Bruce's set was magical. Sometimes, music transcends the reality that is around it, and provides a wonderfully uniting and uplifting experience, and that's what we got on Sunday afternoon. His set of his new tracks with Seeger covers sounded just wonderful through the mix and sound system that the fest put in place, which certainly contributed to the experience. Springsteen's comments about the songs helped to paint the picture for the fans, and his re-writes of some lyrics to reflect the situation in New Orleans was a fitting tribute. His comments about "President Bystander" and many others along those lines had the crowds cheering, and many more had the crowd moved to tears.

His set opened with O Mary Don't You Weep, which set the spiritual scene for the set. His cover of Jacob's Ladder was phenomenal, and then performed a re-worked version of How Can A Poor Man Stand Such Times and Live with New Orleans lyrics (you can hear a rehearsal recording of it here). My Oklahoma Home, originally about the dust bowl, was embraced by the crowd as a spontaneous singalong with the crowd echoing the chorus, "Blowed away, Blowed away, My Oklahoma home has Blowed Away."

By far, the most powerful and moving experience was Springsteen performing his track City of Ruins. The song was originally written for his hometown of Asbury Park, then used eloquently after 9-11. It was incredible to hear it in New Orleans, thinking of my fair city. A good friend of mine posted the lyrics to this blog sometime after the storm, and it couldn't be more appropriate. The crowd was reverent and silent as we listened to the tale about his city with boarded up windows and empty streets, and the repeating call for the city to rise up that echoes through the chorus. At the end of the song, he enters into a prayer, quoted below:

Now with these hands,With these hands,
With these hands, I pray Lord
With these hands, With these hands,
I pray for the strength, Lord
With these hands, With these hands,
I pray for the faith, Lord
We pray for your love, Lord
We pray for the lost, Lord
We pray for this world, Lord
We pray for the strength, Lord
We pray for the strength, Lord

To which the crowd all raised their hands, to sway and pray for New Orleans. I still get teary thinking about it.

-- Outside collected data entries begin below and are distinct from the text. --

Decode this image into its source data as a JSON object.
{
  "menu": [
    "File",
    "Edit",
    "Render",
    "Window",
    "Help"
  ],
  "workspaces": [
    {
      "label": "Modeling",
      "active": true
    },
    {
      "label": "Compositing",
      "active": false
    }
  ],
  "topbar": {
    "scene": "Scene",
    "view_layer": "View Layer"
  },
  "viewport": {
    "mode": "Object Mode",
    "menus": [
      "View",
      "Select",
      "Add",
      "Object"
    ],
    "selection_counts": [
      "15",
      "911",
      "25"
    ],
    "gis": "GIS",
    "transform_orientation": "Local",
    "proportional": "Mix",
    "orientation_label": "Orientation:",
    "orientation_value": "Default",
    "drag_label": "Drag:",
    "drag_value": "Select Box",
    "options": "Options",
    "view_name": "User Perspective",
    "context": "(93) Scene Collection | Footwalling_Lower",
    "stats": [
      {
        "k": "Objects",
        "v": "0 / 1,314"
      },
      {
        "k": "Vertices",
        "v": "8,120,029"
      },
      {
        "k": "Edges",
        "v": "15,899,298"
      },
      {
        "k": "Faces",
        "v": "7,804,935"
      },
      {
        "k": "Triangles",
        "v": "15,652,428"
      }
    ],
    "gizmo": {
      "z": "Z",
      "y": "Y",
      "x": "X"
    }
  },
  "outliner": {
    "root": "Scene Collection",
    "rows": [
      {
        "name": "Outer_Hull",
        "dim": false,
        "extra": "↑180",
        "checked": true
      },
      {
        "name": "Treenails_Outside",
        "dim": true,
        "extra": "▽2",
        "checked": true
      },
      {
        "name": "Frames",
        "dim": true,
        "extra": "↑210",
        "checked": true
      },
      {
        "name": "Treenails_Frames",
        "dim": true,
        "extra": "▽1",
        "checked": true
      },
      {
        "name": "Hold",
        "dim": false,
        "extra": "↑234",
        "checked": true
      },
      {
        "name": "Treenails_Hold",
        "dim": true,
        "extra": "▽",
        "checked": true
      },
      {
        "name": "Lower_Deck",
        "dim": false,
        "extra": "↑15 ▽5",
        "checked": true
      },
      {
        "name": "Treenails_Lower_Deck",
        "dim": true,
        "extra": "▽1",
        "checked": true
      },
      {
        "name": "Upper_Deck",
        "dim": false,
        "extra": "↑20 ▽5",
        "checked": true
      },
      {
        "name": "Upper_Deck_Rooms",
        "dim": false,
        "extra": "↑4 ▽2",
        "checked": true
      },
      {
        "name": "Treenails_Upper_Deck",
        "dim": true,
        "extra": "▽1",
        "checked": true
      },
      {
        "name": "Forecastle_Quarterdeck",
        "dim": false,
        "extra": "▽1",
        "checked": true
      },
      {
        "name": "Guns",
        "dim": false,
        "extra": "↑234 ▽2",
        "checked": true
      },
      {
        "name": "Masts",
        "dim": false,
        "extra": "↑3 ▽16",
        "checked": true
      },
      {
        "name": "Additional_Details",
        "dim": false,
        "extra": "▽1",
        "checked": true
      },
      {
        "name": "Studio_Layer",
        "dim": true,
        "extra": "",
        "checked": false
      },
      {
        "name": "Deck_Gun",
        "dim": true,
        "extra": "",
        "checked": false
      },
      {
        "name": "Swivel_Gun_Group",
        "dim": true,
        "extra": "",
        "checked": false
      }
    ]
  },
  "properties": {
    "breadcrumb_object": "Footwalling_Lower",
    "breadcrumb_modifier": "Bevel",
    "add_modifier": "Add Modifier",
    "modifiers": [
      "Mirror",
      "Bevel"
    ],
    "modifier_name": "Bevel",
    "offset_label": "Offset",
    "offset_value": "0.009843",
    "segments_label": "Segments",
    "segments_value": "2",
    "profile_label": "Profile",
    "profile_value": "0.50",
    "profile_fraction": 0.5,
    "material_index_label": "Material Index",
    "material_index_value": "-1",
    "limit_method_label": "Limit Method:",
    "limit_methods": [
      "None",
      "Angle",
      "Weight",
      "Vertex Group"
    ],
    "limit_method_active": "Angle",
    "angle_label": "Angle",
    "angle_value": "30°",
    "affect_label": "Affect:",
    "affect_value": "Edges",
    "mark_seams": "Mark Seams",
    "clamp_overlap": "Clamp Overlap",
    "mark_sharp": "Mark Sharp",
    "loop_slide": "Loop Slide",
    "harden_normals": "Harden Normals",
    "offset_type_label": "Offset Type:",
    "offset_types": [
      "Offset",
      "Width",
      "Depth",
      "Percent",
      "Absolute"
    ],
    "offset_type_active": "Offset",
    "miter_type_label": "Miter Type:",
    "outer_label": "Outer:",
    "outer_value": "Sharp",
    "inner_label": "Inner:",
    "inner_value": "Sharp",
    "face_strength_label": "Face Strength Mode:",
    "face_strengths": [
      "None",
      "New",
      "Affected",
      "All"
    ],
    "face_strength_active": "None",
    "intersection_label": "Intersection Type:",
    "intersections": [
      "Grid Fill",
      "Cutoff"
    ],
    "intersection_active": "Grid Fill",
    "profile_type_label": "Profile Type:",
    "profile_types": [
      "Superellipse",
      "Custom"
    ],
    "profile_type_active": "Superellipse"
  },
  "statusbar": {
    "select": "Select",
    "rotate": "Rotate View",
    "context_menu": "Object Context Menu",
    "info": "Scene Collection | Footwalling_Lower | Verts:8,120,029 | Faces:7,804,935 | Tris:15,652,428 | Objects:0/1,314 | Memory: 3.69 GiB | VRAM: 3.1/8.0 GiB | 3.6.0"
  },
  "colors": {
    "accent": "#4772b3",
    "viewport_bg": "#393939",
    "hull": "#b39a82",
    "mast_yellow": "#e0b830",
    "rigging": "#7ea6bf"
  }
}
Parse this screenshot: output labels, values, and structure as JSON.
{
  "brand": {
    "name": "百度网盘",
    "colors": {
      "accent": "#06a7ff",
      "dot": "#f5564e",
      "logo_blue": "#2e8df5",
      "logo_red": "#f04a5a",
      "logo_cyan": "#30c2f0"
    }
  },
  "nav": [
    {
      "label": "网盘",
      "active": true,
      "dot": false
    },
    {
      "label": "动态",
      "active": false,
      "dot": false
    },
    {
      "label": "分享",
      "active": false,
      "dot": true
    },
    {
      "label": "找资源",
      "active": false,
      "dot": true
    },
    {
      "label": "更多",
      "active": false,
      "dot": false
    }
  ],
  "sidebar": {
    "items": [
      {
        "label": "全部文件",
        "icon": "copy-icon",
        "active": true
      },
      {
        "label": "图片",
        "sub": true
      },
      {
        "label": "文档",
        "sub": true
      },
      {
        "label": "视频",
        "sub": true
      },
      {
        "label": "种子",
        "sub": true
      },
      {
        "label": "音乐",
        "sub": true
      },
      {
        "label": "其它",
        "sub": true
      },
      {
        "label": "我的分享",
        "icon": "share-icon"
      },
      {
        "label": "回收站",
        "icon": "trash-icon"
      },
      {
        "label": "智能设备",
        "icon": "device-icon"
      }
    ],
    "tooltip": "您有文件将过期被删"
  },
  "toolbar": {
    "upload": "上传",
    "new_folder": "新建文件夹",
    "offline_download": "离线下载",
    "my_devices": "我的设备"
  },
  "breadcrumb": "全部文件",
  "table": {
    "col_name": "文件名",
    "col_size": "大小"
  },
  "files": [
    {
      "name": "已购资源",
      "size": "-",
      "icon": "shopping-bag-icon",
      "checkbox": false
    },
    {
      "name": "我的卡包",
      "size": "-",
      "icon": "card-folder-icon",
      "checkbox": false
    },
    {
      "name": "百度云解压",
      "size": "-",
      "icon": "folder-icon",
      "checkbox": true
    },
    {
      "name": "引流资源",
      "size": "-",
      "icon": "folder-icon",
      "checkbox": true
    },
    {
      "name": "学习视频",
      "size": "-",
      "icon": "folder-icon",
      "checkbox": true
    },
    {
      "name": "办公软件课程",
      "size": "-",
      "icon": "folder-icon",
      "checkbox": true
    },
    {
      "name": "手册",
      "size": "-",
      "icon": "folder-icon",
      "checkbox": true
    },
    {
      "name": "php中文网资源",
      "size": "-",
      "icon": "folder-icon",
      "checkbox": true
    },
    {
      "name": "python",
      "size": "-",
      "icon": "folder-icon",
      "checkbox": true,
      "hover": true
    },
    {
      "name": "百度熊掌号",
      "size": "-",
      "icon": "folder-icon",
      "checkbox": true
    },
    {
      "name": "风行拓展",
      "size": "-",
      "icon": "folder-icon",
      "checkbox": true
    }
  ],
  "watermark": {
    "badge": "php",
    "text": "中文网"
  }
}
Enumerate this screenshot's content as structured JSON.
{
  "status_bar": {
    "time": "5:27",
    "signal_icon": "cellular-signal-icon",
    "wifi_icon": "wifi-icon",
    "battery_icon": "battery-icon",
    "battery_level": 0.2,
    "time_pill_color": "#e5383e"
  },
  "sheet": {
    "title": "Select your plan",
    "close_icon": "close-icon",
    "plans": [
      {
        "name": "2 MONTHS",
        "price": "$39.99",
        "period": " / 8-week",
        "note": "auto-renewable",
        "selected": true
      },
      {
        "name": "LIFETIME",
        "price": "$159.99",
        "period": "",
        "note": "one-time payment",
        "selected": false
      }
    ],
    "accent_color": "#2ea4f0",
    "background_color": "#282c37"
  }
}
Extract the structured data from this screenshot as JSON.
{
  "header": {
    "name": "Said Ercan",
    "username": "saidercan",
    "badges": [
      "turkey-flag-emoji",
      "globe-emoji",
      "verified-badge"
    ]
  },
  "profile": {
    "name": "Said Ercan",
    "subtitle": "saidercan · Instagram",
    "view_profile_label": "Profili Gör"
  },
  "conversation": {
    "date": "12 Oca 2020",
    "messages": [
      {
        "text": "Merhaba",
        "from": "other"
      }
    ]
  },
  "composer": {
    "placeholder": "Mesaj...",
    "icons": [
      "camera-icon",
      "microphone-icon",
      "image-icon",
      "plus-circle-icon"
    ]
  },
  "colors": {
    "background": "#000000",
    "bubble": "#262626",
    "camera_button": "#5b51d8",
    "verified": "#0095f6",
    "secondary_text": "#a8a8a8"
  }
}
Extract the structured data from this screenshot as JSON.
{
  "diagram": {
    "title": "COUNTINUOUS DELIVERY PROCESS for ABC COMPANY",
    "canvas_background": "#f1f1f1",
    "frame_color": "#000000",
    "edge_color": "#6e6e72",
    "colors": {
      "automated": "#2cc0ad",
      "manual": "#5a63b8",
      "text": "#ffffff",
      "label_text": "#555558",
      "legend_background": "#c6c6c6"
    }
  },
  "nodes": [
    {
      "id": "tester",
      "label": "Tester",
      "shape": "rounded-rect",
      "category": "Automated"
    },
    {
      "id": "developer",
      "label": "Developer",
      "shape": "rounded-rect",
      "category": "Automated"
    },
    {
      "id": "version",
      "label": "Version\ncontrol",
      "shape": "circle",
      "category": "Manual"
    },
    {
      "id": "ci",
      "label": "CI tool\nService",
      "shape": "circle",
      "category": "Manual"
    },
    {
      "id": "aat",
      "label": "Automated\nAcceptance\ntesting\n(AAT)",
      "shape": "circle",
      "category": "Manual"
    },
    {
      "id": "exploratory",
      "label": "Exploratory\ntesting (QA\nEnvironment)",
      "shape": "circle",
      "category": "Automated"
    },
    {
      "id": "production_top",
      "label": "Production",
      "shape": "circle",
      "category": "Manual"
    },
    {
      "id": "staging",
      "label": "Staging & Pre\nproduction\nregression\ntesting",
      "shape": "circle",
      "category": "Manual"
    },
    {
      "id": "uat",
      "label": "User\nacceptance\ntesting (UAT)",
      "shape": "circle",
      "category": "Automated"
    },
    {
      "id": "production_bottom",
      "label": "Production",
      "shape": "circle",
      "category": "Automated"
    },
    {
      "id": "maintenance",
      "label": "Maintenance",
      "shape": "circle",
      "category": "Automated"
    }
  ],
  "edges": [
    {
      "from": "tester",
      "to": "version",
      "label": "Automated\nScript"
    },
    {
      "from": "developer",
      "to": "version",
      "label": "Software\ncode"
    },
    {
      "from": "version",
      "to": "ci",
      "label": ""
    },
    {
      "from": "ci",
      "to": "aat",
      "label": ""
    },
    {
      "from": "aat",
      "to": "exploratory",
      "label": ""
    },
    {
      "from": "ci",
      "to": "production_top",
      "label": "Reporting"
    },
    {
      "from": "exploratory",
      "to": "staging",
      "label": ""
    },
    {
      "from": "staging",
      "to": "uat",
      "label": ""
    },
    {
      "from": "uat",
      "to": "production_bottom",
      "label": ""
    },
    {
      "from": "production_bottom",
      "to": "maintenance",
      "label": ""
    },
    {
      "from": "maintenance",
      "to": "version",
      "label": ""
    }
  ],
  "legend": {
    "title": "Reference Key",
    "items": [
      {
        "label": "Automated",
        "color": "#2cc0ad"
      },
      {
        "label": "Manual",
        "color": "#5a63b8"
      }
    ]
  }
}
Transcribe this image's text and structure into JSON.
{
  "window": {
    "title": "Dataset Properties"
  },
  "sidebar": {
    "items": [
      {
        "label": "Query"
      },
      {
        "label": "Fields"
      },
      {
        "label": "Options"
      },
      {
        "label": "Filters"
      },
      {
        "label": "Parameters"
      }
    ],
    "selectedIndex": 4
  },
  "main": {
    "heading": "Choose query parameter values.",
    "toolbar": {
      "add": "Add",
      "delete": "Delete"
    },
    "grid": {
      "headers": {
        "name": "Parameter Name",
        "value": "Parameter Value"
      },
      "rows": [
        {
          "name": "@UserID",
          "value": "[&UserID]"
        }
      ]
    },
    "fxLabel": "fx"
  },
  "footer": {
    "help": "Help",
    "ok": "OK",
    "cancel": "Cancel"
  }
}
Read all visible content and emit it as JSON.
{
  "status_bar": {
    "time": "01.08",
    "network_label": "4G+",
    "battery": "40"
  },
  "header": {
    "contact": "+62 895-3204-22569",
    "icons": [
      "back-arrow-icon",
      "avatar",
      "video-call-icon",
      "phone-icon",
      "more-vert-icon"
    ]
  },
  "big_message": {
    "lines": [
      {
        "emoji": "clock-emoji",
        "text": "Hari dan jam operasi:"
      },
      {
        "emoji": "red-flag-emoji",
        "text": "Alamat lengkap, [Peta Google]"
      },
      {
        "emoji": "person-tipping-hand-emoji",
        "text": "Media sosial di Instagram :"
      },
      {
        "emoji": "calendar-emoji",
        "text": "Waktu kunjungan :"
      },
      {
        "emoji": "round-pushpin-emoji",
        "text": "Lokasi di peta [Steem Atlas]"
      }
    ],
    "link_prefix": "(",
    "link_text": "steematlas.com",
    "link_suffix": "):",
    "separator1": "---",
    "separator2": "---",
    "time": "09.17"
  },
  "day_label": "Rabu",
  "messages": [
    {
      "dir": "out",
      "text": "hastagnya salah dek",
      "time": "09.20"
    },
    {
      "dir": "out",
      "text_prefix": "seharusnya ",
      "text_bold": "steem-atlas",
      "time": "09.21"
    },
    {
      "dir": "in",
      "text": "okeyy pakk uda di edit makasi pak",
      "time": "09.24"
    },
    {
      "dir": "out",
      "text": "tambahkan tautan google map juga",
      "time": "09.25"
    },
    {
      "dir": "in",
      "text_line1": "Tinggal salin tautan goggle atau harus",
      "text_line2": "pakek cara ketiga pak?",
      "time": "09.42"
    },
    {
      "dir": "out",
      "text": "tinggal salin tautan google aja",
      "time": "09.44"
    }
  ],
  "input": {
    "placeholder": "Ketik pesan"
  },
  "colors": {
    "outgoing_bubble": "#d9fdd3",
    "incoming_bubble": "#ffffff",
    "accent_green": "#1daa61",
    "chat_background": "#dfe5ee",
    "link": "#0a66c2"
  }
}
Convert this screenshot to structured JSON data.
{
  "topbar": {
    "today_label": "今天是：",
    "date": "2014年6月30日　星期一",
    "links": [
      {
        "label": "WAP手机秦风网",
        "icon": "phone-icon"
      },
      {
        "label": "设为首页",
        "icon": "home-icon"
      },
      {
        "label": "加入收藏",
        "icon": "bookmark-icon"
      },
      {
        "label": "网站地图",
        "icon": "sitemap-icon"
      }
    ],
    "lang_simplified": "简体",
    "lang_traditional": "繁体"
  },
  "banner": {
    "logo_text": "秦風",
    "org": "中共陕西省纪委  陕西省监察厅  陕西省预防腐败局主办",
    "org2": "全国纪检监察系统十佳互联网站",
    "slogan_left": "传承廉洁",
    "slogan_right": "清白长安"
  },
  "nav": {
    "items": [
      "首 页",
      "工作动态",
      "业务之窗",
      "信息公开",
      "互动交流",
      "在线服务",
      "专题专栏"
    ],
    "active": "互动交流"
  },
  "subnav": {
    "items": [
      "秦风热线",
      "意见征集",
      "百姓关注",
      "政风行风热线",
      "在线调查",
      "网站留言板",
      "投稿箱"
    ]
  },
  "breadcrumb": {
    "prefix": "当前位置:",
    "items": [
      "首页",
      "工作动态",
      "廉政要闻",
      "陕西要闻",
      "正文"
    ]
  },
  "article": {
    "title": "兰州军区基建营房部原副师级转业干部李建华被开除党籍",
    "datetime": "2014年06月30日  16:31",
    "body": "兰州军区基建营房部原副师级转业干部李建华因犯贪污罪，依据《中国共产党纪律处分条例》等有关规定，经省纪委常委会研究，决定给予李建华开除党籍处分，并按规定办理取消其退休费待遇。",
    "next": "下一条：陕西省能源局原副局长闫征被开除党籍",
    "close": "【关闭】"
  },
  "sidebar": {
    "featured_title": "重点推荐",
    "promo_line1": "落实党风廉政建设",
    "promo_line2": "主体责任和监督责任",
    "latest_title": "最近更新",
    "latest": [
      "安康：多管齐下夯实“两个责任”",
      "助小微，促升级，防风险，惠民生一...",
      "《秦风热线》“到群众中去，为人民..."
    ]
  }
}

He closed the show with a few more upbeat tunes, then played a final encore of When the Saints Go Marching In, which was beautifully subdued. It was much more in the vein of a hymn as it was originally written, and truthfully much more like the city of New Orleans right now. Hopeful, Prayerful, Joyous, but not really ready to celebrate as we once did just a few months ago.

Anyhow, that's my wrap-up of the show. He's all over the news today about his JazzFest performance, and his comments.

New York Times does a pretty good job of giving you a fest overview in the beginning of their article

CNN gives a similar recap, with some video thrown in there for good measure

ESPN also makes mention of it, with the Boss calling and offering to have new #1 pick Reggie Bush of the Saints to make a cameo on stage.

I also had links from Forbes, BBC, Reuters, but there was no new ground in any of those.

Comments:
once you see Bruce live, there's no turning back.